In that era, he wrote on how to make cost-benefit analysis and cost-effectiveness analysis more ethical,  on egalitarianism and prioritarianism in health resource allocation, on dilemmas of population ethics, and on other questions at the level of populations and its relation to the obligations of individual clinicians. 

During this later period Dan continued to publish on normative clinical questions, but his first love was now macro-level. This work allowed Dan to combine his understanding of economics (in which he held a degree, and years of Wall Street experience— last month he told me he never looked back to those years); his early appreciation of the genius of Derek Parfit (which nearly made him abandon philosophy when they met in Dan’s first graduate school seminar); and interest in normative work beyond bioethics. 

Dan was also an institutional leader. After having moved from Brown to NIH, where he was planning to spend the rest of his professional life, under the GW Bush administration Dan encountered political pressures and lack of institutional backup. When he sensed that he might self-censor, he left for Harvard (a reflection of his intellectual integrity and how seriously Dan took his liberal philosophy). There, he started the pioneering Program in Ethics and Health. That interfaculty program, dedicated to bioethics at the level of populations, allowed him to work with other leading lights in that new subfield, and to train students, postdocs, and visitors who now comprise some of the foremost global contributors to it. My job interview for the Program looked like full disclosure of the risks and burdens of working at Harvard, toward ensuring autonomous choice, more than like the typical sales pitch. Dan did take his philosophy seriously. He was the nicest boss one could wish for. We were never a “lab” servicing his projects, always a group of respected individual researchers encouraged to disagree. 
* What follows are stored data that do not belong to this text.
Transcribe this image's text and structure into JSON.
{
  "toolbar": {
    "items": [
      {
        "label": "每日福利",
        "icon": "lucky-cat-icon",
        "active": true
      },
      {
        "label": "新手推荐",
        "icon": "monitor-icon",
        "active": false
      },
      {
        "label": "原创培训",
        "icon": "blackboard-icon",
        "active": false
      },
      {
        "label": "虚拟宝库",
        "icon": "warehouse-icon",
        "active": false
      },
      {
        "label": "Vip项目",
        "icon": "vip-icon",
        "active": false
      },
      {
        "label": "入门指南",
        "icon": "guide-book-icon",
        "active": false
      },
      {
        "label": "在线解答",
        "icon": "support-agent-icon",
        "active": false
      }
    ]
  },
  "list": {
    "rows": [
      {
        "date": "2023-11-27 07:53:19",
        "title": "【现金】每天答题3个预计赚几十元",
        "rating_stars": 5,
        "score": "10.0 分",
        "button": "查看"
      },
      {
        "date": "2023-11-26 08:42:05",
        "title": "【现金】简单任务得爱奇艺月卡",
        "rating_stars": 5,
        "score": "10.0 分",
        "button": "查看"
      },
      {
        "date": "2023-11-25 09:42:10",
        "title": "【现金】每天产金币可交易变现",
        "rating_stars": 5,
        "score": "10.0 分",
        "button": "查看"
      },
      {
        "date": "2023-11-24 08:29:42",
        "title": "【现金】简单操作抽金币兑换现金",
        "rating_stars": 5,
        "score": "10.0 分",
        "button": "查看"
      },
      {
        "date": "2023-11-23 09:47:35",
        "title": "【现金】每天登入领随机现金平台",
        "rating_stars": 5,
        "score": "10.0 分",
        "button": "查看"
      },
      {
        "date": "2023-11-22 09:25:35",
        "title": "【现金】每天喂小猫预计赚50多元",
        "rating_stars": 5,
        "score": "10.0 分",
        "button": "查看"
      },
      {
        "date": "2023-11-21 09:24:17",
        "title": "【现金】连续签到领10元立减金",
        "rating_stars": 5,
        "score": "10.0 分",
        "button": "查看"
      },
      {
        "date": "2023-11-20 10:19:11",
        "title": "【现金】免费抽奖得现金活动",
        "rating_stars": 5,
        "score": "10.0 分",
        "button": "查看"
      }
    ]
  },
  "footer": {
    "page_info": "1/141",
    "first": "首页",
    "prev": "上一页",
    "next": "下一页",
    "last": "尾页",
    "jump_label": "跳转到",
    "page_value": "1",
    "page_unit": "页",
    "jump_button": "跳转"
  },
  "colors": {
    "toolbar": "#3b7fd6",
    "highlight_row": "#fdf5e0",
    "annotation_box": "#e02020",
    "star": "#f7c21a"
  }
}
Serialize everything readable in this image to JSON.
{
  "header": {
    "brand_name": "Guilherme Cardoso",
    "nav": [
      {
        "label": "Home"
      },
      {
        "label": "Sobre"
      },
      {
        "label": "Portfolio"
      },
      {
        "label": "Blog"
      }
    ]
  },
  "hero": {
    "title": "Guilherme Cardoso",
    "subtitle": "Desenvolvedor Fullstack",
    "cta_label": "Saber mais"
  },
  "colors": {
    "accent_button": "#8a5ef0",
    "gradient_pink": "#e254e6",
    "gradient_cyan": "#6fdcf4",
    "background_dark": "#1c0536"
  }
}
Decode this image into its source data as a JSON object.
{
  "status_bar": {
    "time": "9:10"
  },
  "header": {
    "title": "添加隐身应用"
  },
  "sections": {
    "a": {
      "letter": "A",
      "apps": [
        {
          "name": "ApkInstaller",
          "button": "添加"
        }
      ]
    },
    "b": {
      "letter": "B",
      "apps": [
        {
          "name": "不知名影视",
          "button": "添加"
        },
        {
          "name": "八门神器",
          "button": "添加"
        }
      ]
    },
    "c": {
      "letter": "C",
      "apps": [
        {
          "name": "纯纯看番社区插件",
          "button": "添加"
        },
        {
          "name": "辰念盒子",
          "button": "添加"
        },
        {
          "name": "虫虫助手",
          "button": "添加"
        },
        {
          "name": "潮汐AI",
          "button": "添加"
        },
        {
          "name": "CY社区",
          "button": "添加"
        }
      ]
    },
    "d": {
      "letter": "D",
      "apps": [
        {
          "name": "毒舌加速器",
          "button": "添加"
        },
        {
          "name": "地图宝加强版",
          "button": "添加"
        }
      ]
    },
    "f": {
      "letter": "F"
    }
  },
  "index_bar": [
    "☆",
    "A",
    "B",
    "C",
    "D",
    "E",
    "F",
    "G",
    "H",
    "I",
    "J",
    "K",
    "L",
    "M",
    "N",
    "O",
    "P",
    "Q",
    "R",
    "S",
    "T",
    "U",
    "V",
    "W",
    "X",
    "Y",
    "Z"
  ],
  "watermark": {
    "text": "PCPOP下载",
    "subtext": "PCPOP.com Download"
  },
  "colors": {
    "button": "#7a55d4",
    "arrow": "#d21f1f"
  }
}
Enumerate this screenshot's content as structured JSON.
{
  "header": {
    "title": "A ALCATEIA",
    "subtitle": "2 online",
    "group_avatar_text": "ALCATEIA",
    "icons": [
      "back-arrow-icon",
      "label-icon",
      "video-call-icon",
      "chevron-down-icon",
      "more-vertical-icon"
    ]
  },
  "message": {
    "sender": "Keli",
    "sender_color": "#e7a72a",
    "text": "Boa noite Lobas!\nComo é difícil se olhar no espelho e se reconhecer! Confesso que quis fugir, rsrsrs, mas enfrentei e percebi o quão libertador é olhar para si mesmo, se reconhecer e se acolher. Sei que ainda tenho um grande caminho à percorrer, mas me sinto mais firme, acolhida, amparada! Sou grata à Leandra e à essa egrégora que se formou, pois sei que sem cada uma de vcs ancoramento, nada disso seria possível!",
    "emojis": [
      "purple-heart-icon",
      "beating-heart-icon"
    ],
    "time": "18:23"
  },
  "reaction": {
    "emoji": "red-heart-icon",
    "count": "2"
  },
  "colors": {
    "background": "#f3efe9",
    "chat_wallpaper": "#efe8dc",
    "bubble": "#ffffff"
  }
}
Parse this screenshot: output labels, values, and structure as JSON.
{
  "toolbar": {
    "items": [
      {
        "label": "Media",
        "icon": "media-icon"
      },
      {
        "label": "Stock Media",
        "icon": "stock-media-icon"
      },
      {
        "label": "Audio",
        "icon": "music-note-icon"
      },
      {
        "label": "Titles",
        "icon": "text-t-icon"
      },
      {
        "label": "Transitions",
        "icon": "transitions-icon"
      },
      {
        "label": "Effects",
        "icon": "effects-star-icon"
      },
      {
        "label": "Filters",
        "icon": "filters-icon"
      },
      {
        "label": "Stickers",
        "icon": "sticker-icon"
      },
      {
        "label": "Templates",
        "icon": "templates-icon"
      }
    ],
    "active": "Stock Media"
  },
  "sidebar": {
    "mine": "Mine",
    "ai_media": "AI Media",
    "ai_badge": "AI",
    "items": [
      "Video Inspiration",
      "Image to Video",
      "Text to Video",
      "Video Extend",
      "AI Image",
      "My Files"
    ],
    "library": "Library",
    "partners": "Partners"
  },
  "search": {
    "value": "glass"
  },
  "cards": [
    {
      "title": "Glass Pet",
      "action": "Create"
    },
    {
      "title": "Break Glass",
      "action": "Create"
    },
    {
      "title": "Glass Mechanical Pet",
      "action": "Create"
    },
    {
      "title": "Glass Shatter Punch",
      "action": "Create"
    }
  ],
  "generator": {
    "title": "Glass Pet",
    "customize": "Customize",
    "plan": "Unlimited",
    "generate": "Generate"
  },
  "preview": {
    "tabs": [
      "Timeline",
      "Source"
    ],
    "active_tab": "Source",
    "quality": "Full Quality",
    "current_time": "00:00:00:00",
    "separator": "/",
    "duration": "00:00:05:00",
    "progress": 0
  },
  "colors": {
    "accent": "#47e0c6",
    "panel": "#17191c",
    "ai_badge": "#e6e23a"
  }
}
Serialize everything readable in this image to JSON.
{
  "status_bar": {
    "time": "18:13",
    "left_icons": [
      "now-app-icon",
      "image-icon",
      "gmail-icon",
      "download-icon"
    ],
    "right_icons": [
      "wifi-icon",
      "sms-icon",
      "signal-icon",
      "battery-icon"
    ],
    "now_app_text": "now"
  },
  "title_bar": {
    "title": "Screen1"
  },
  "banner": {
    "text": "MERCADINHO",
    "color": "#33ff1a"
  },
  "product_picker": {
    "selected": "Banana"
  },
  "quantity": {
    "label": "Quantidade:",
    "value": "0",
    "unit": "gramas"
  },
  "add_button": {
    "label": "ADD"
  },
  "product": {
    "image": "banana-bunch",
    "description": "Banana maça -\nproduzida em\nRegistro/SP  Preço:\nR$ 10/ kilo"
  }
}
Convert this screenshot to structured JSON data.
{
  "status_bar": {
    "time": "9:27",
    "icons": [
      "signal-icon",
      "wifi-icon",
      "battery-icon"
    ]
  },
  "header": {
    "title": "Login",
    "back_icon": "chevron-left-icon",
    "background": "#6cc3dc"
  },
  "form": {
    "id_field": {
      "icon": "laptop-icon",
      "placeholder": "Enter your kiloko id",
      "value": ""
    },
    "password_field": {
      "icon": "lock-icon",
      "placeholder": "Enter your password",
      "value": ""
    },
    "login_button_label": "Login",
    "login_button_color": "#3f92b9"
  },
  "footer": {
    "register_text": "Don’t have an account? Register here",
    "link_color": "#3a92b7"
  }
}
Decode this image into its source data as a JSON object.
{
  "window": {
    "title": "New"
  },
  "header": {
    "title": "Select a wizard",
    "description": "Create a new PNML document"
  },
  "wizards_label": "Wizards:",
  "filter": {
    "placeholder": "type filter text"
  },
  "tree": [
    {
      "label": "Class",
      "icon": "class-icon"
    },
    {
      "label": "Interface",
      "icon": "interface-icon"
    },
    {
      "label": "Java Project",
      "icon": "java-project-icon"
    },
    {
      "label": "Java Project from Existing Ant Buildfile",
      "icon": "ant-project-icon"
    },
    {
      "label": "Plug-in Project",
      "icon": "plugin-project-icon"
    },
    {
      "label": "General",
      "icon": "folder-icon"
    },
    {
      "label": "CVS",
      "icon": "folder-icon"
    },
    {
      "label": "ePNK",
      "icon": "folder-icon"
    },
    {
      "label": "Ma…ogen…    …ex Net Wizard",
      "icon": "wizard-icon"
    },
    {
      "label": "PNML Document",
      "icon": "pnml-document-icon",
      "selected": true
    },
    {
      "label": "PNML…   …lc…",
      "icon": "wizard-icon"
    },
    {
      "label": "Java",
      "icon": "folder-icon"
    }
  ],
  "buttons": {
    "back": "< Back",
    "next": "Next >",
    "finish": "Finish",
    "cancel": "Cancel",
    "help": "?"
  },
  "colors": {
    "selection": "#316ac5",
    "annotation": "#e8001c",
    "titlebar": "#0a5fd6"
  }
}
But Harvard’s endowment shrunk during the 2008 economic recession, and the University rushed to defund that Program. Dan remained Director of Medical Ethics at Harvard Medical School but at that point his heart was with population-level bioethics. The progression of his Multiple Sclerosis expedited his 2014 retirement. For years he continued to give talks and contribute to an important expert panel on cost-effectiveness analysis. In 2018 he won The Hastings Center’s Beecher lifetime achievement award. He also remained an avid book reader and a frequent visitor of New York City’s museums. Notwithstanding the occasional glass of wine in breach of doctor’s orders, Dan held up better than his original prognosis had portended. He died last month, still faithful to the values of his own philosophical writing. He will be sorely missed by his wife Chon, daughter Kate, and sons David and Darrell, and many loving friends, colleagues, and mentees permanently marked by his high intellectual standards, personal integrity, and amicable and even-keeled nature.